I am concerned about detection in this area. The Minister has been asked to confirm—I am sure she will—that social media companies carrying out lawful activity will not be captured by this law. I do not think it is controversial to say that, in other areas, social media companies have not lived up to their responsibilities to detect crime, support law enforcement agencies in detecting crime and detect criminals who are using their platforms to enhance and enable their own criminal activities.
I hope and am sure that the Government are bringing pressure to bear on social media companies to help with detection of these crimes. It is all very well for social media companies, which are probably exclusively very large, international or multinational companies, to say that they are not the perpetrators of crime, but they do provide platforms and they have huge capabilities to enable detection. I would expect them to step up and put all the resources that they have into detecting or helping law enforcement to detect these vile and horrible crimes.
I completely agree with the hon. Member for Isle of Wight East that there is a real responsibility on our tech giants. The hon. Member for Windsor talked about the Internet Watch Foundation; the basis of its model is a partnership with social media firms whereby they provide it with huge amounts of the data, so they are not without efforts in the space of child abuse detection—they have been partners in it for many years. However, I think that it is uncontroversial to say that more needs to be done. We as policymakers and lawmakers have to keep a constant eye on how things change.

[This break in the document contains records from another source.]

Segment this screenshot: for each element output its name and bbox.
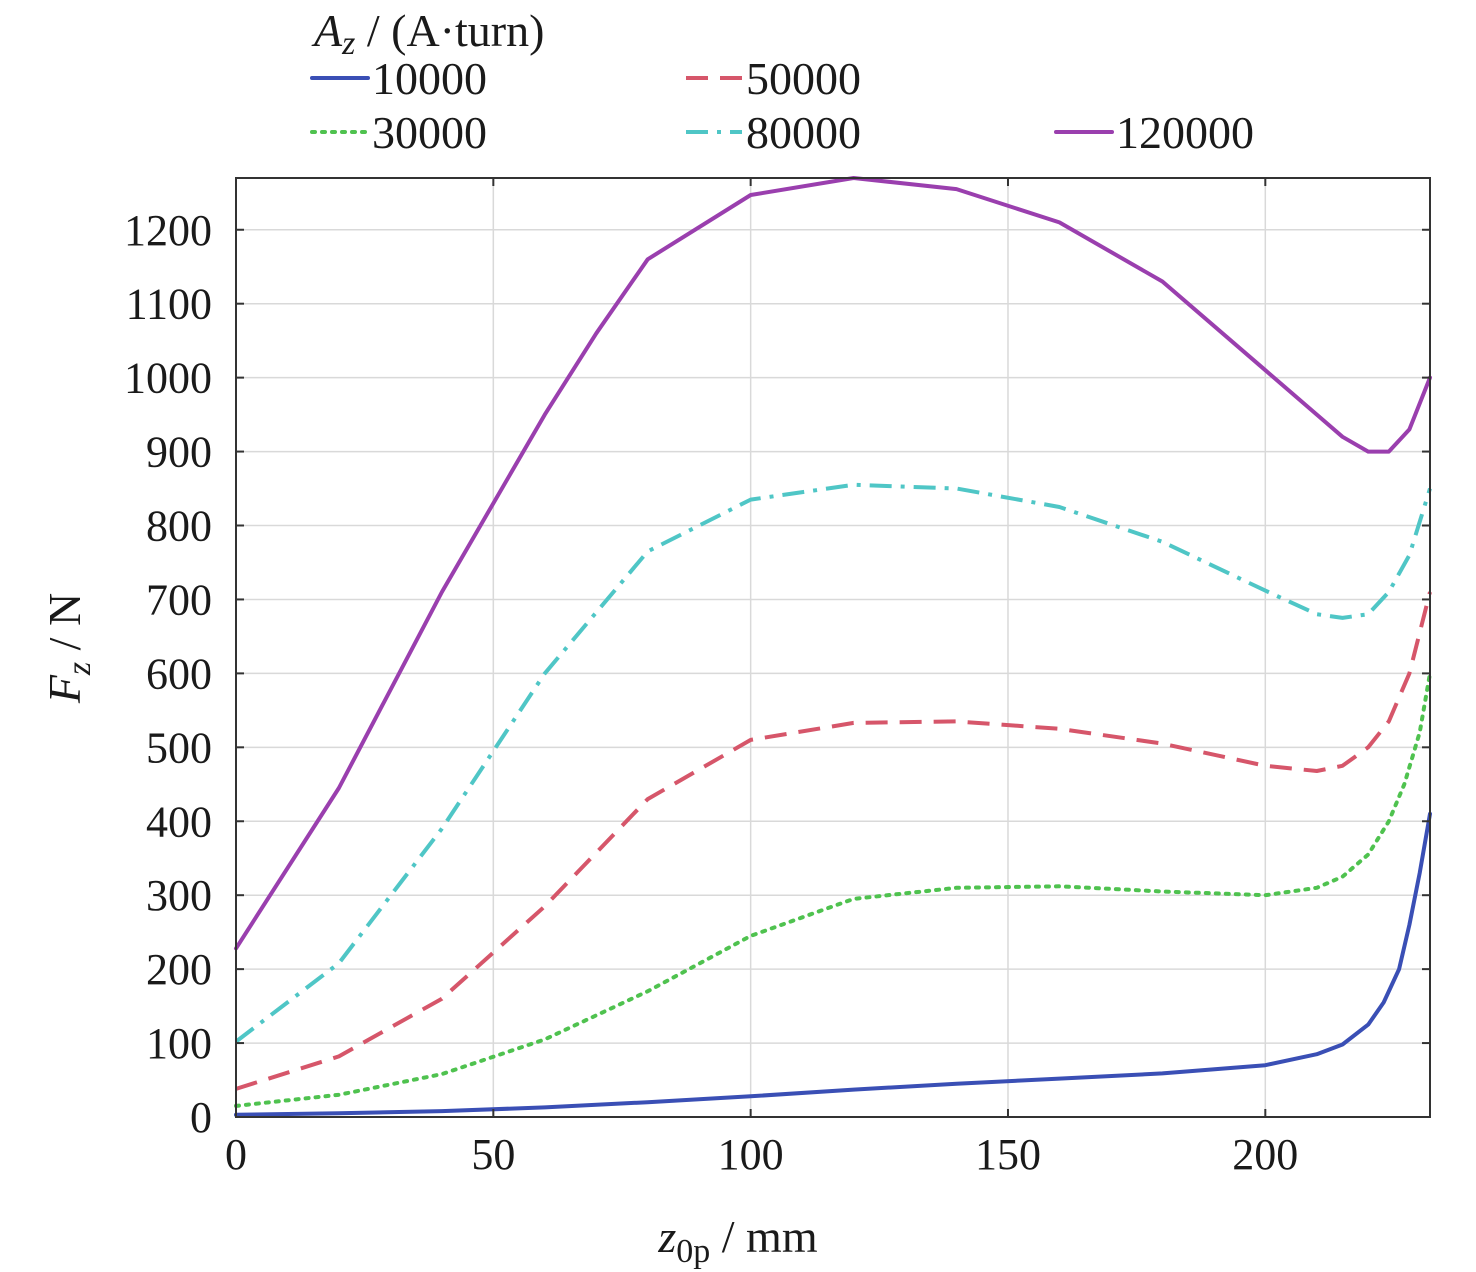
series-line-120000 [234,176,1432,951]
y-tick-label: 1000 [124,354,212,403]
x-tick-label: 100 [718,1130,784,1179]
y-tick-label: 100 [146,1019,212,1068]
series-line-50000 [235,591,1432,1091]
legend-label-10000: 10000 [372,53,487,104]
y-tick-label: 1200 [124,206,212,255]
y-tick-label: 700 [146,575,212,624]
x-axis-label-unit: / mm [710,1211,818,1262]
legend-label-30000: 30000 [372,107,487,158]
y-tick-label: 300 [146,871,212,920]
y-tick-label: 200 [146,945,212,994]
legend-label-120000: 120000 [1116,107,1254,158]
y-tick-label: 0 [190,1093,212,1142]
y-tick-label: 1100 [126,280,212,329]
series-line-80000 [234,482,1432,1044]
gridlines [236,178,1430,1117]
y-tick-label: 900 [146,428,212,477]
y-tick-label: 800 [146,502,212,551]
y-axis-label-symbol: F [39,674,90,704]
legend-title-subscript: z [341,25,355,62]
plot-background [236,178,1430,1117]
y-tick-label: 400 [146,797,212,846]
x-axis-label-subscript: 0p [676,1233,710,1270]
x-tick-label: 0 [225,1130,247,1179]
x-tick-label: 200 [1232,1130,1298,1179]
y-tick-label: 500 [146,723,212,772]
series-line-30000 [234,671,1432,1108]
legend-label-80000: 80000 [746,107,861,158]
legend-title-unit: / (A·turn) [355,5,544,56]
legend-title-symbol: A [311,5,343,56]
x-axis-label: z0p / mm [657,1211,817,1270]
y-axis-label-unit: / N [39,593,90,662]
x-tick-label: 150 [975,1130,1041,1179]
legend-title: Az / (A·turn) [311,5,544,62]
legend-label-50000: 50000 [746,53,861,104]
y-axis-label-subscript: z [61,662,98,676]
y-axis-label: Fz / N [39,593,98,704]
axis-ticks: 0 50 100 150 200 0 100 200 300 400 500 600 700 800 900… [124,178,1430,1179]
x-tick-label: 50 [471,1130,515,1179]
y-tick-label: 600 [146,649,212,698]
series-line-10000 [234,811,1432,1117]
x-axis-label-symbol: z [657,1211,676,1262]
plot-frame [235,177,1431,1118]
series-layer [234,176,1432,1117]
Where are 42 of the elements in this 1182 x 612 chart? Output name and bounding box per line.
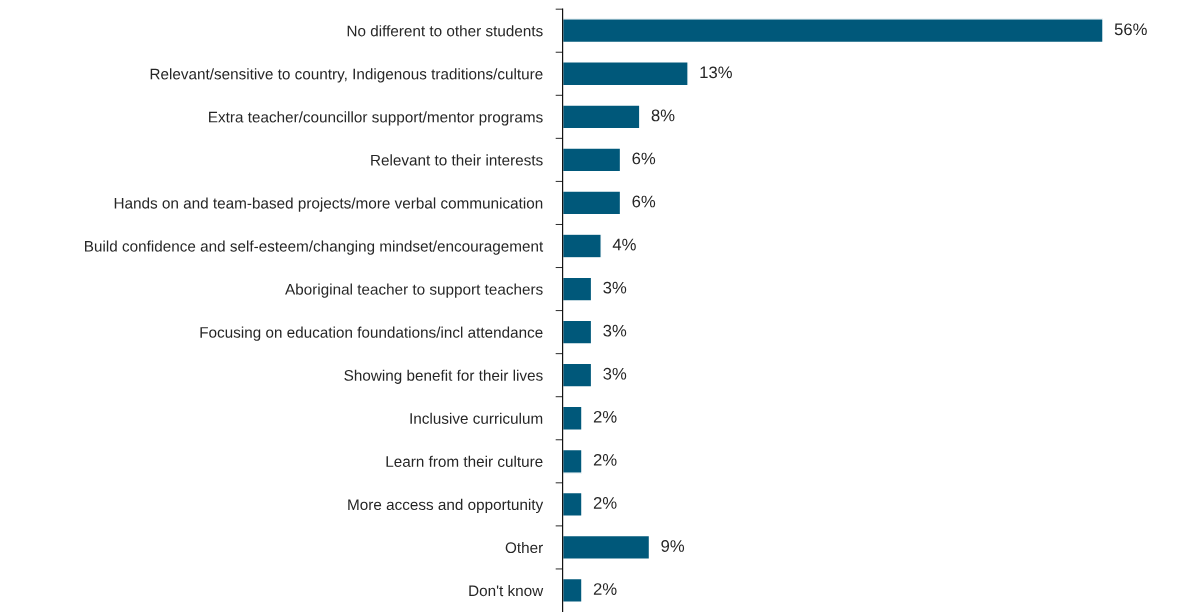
bar <box>562 18 1104 44</box>
bar <box>562 276 593 302</box>
bar <box>562 491 583 517</box>
y-tick-label: Aboriginal teacher to support teachers <box>285 283 543 298</box>
y-tick-label: More access and opportunity <box>348 498 544 514</box>
bar <box>562 534 651 560</box>
y-tick-label: Learn from their culture <box>386 455 543 467</box>
data-label: 3% <box>603 367 627 380</box>
data-label: 2% <box>593 453 617 466</box>
y-tick-label: Build confidence and self-esteem/changing mindset/encouragement <box>85 240 544 255</box>
y-tick-label: No different to other students <box>347 25 543 37</box>
y-tick-label: Relevant to their interests <box>371 154 543 166</box>
data-label: 2% <box>593 410 617 423</box>
bar <box>562 577 583 604</box>
y-tick-label: Showing benefit for their lives <box>344 369 543 384</box>
bar <box>562 405 583 431</box>
data-label: 9% <box>661 540 685 552</box>
bar <box>562 233 602 259</box>
y-tick-label: Extra teacher/councillor support/mentor programs <box>209 111 543 126</box>
bar <box>562 61 689 87</box>
data-label: 3% <box>603 324 627 337</box>
data-label: 13% <box>700 66 732 79</box>
bar <box>562 448 583 474</box>
bar <box>562 319 593 345</box>
y-tick-label: Focusing on education foundations/incl attendance <box>200 326 543 341</box>
data-label: 56% <box>1114 23 1147 36</box>
bar <box>562 147 622 173</box>
data-label: 6% <box>632 152 656 165</box>
bar <box>562 362 593 388</box>
y-tick-label: Don't know <box>469 584 544 597</box>
bar <box>562 104 641 130</box>
y-tick-label: Relevant/sensitive to country, Indigenous traditions/culture <box>150 68 543 83</box>
data-label: 8% <box>651 109 675 122</box>
y-tick-label: Hands on and team-based projects/more verbal communication <box>114 197 543 212</box>
data-label: 2% <box>593 583 617 595</box>
data-label: 4% <box>612 238 636 251</box>
data-label: 6% <box>632 195 656 208</box>
bar <box>562 190 622 216</box>
y-tick-label: Inclusive curriculum <box>410 412 543 424</box>
data-label: 2% <box>593 497 617 509</box>
y-tick-label: Other <box>505 541 543 554</box>
data-label: 3% <box>603 281 627 294</box>
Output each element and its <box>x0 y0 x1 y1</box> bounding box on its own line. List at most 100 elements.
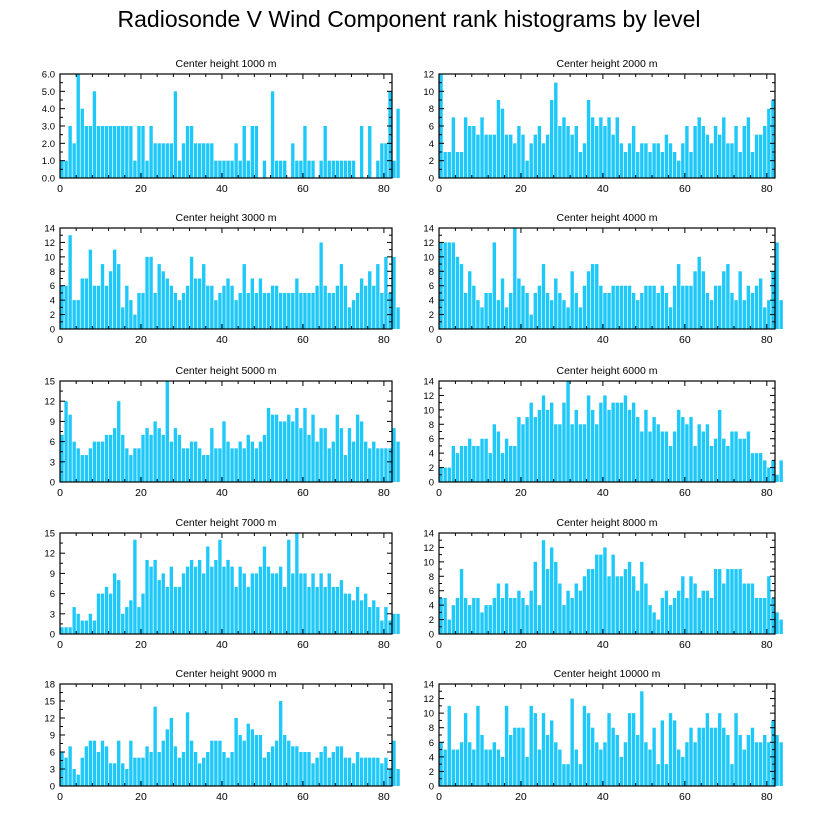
histogram-bar <box>262 434 267 482</box>
histogram-bar <box>578 590 583 634</box>
histogram-bar <box>359 757 364 786</box>
y-tick-label: 10 <box>423 709 434 720</box>
y-tick-label: 12 <box>423 543 434 554</box>
histogram-bar <box>709 300 714 329</box>
x-tick-label: 40 <box>597 183 609 195</box>
histogram-bar <box>157 143 161 178</box>
histogram-bar <box>734 126 738 178</box>
histogram-bar <box>664 431 669 482</box>
histogram-bar <box>262 292 267 329</box>
histogram-bar <box>648 152 652 178</box>
histogram-bar <box>627 409 632 482</box>
histogram-bar <box>238 292 242 329</box>
x-tick-label: 60 <box>679 334 691 346</box>
histogram-bar <box>472 597 476 634</box>
histogram-bar <box>603 126 607 178</box>
x-tick-label: 80 <box>761 487 773 499</box>
x-tick-label: 80 <box>761 791 773 803</box>
histogram-bar <box>529 314 533 329</box>
histogram-bar <box>368 126 372 178</box>
histogram-bar <box>636 152 640 178</box>
histogram-bar <box>517 126 521 178</box>
histogram-bar <box>112 249 117 329</box>
histogram-bar <box>599 402 603 482</box>
x-tick-label: 0 <box>57 487 63 499</box>
y-tick-label: 0 <box>429 325 434 336</box>
histogram-bar <box>266 292 271 329</box>
histogram-bar <box>258 441 263 482</box>
histogram-bar <box>537 605 542 634</box>
x-tick-label: 60 <box>297 639 309 651</box>
histogram-bar <box>730 569 734 634</box>
histogram-bar <box>129 740 133 786</box>
histogram-bar <box>627 713 632 786</box>
histogram-bar <box>504 438 509 482</box>
histogram-bar <box>165 381 169 482</box>
histogram-bar <box>100 593 105 634</box>
x-tick-label: 80 <box>761 183 773 195</box>
histogram-bar <box>484 605 488 634</box>
histogram-bar <box>274 740 279 786</box>
histogram-bar <box>295 533 299 634</box>
histogram-bar <box>149 752 153 786</box>
histogram-bar <box>459 742 464 786</box>
histogram-bar <box>206 546 210 634</box>
histogram-bar <box>709 597 714 634</box>
histogram-bar <box>153 143 157 178</box>
histogram-bar <box>677 160 681 178</box>
histogram-bar <box>504 583 509 634</box>
histogram-bar <box>570 134 574 178</box>
y-tick-label: 6 <box>429 281 434 292</box>
x-tick-label: 40 <box>216 334 228 346</box>
histogram-bar <box>668 143 673 178</box>
histogram-bar <box>311 160 315 178</box>
histogram-bar <box>468 605 472 634</box>
histogram-bar <box>681 417 685 482</box>
x-tick-label: 40 <box>597 639 609 651</box>
histogram-bar <box>586 569 591 634</box>
histogram-bar <box>246 292 250 329</box>
histogram-bar <box>558 126 562 178</box>
histogram-bar <box>343 757 348 786</box>
histogram-bar <box>603 547 607 634</box>
y-tick-label: 15 <box>44 529 55 540</box>
histogram-bar <box>607 292 611 329</box>
histogram-bar <box>615 117 619 178</box>
histogram-bar <box>451 117 456 178</box>
histogram-bar <box>242 573 246 634</box>
y-tick-label: 2 <box>429 156 434 167</box>
histogram-bar <box>129 600 133 634</box>
histogram-bar <box>210 143 214 178</box>
histogram-bar <box>713 569 718 634</box>
y-tick-label: 6 <box>50 748 55 759</box>
histogram-bar <box>562 605 566 634</box>
histogram-bar <box>562 117 566 178</box>
histogram-bar <box>758 278 763 329</box>
histogram-bar <box>468 742 472 786</box>
histogram-bar <box>713 126 718 178</box>
histogram-bar <box>76 300 80 329</box>
histogram-bar <box>517 278 521 329</box>
histogram-bar <box>631 402 636 482</box>
histogram-bar <box>125 126 129 178</box>
histogram-bar <box>615 576 619 634</box>
histogram-bar <box>129 126 133 178</box>
histogram-bar <box>611 134 615 178</box>
histogram-bar <box>775 612 779 634</box>
histogram-bar <box>149 566 153 634</box>
histogram-bar <box>76 74 80 178</box>
y-tick-label: 2 <box>429 767 434 778</box>
histogram-bar <box>121 126 125 178</box>
histogram-bar <box>771 720 775 786</box>
histogram-bar <box>517 590 521 634</box>
histogram-bar <box>521 285 525 329</box>
histogram-bar <box>88 249 93 329</box>
y-tick-label: 2.0 <box>42 139 55 150</box>
histogram-bar <box>521 727 525 786</box>
histogram-bar <box>742 300 746 329</box>
histogram-bar <box>496 100 501 178</box>
histogram-bar <box>529 705 533 786</box>
histogram-bar <box>713 438 718 482</box>
histogram-bar <box>153 421 157 482</box>
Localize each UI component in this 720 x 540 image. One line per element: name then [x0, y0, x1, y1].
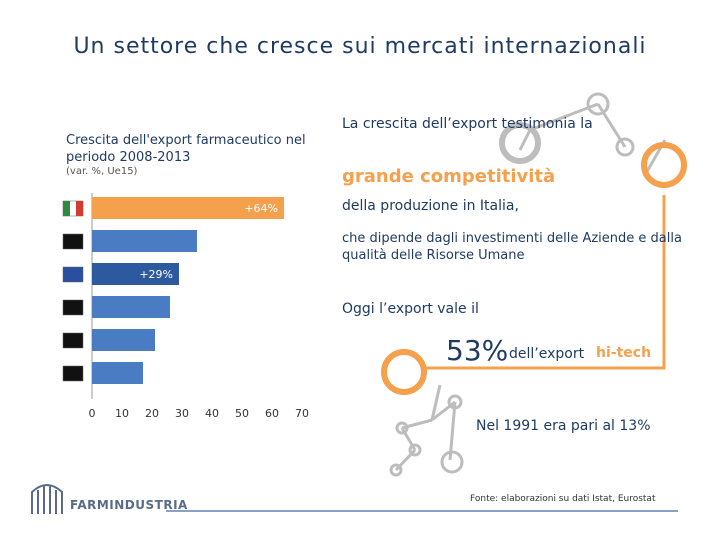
bar-paese-2: [92, 230, 197, 252]
x-tick-label: 30: [175, 407, 189, 420]
bar-italia: [92, 197, 284, 219]
flag-green-stripe: [63, 201, 70, 216]
text-export-value: Oggi l’export vale il: [342, 301, 479, 317]
x-tick-label: 50: [235, 407, 249, 420]
flag-icon: [62, 266, 84, 283]
source-note: Fonte: elaborazioni su dati Istat, Euros…: [470, 494, 656, 504]
big-percentage: 53%: [446, 334, 509, 367]
flag-icon: [62, 233, 84, 250]
x-tick-label: 0: [89, 407, 96, 420]
data-label: +64%: [244, 202, 278, 215]
x-tick-label: 10: [115, 407, 129, 420]
text-1991: Nel 1991 era pari al 13%: [476, 418, 651, 434]
page-title: Un settore che cresce sui mercati intern…: [73, 34, 647, 59]
chart-title: Crescita dell'export farmaceutico nel pe…: [66, 133, 306, 165]
flag-icon: [62, 332, 84, 349]
big-text: dell’export: [509, 346, 585, 362]
bar-paese-6: [92, 362, 143, 384]
flag-red-stripe: [76, 201, 83, 216]
flag-icon: [62, 365, 84, 382]
logo-text: FARMINDUSTRIA: [70, 498, 188, 512]
farmindustria-logo-icon: [31, 484, 63, 514]
flag-icon: [62, 299, 84, 316]
bar-chart: +64% +29% 0 10 20 30 40 50 60 70: [62, 193, 309, 420]
footer-divider: [166, 510, 678, 512]
text-export-growth: La crescita dell’export testimonia la: [342, 116, 593, 132]
text-investments: che dipende dagli investimenti delle Azi…: [342, 231, 682, 263]
bar-paese-5: [92, 329, 155, 351]
chart-subtitle: (var. %, Ue15): [66, 166, 138, 177]
x-tick-label: 70: [295, 407, 309, 420]
x-tick-label: 60: [265, 407, 279, 420]
hitech-label: hi-tech: [596, 345, 652, 361]
x-tick-label: 40: [205, 407, 219, 420]
bar-paese-4: [92, 296, 170, 318]
data-label: +29%: [139, 268, 173, 281]
text-competitiveness: grande competitività: [342, 166, 556, 187]
bar-ue15: [92, 263, 179, 285]
text-production: della produzione in Italia,: [342, 198, 519, 214]
x-tick-label: 20: [145, 407, 159, 420]
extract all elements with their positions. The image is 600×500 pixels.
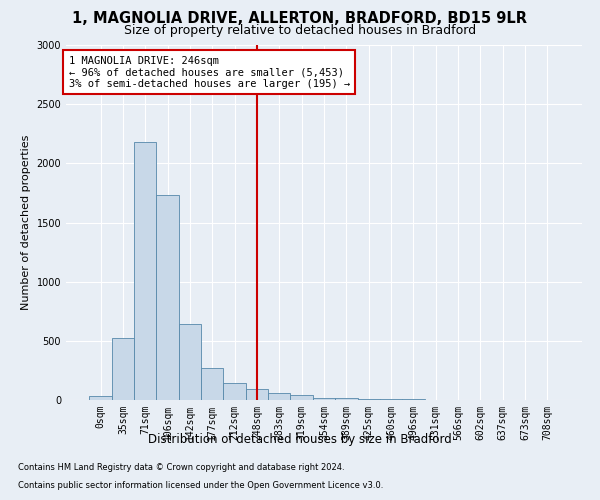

The shadow Minister, the hon. Member for Gordon and Buchan, asked a series of questions. She asked, “What if someone uses electronic services without the knowledge of the service provider?” An individual must have the intention of facilitating child sexual exploitation and abuse to be convicted under this offence. Where an internet service is used without the knowledge or intention of a service provider to carry out child sexual exploitation and abuse, the service provider will not be criminally responsible.
The shadow Minister also asked about the interplay with the Online Safety Act. These criminal offences are designed to ensure that we can better counter the threat of AI-generated CSAM offences. Offences that criminalise the individual user are not in scope of the Online Safety Act. However, the interplay would be in relation to the content created where these measures are in scope. Companies and platforms would then fall under the OSA. I hope that that answers the hon. Lady’s questions.
Question put and agreed to.
Clause 38 accordingly ordered to stand part of the Bill.
Schedule 6 agreed to.
Clauses 39 and 40 ordered to stand part of the Bill.
Clause 41
Notification requirements for offence under section 38
Amendment made: 13, in clause 41, page 46, line 7, at end insert—
“(6) In Schedule 4 to the Modern Slavery Act 2015 (offences to which defence in section 45 does not apply), in paragraph 36D (inserted by section 17), after the entry for section 17 insert—
“section 38 (online facilitation of child sexual exploitation and abuse)”.”—(Jess Phillips.)
This amendment excepts the offence of online facilitation of child sexual exploitation and abuse from the defence in section 45 of the Modern Slavery Act 2015.
Clause 41, as amended, ordered to stand part of the Bill.
Ordered, That further consideration be now adjourned. —(Keir Mather.)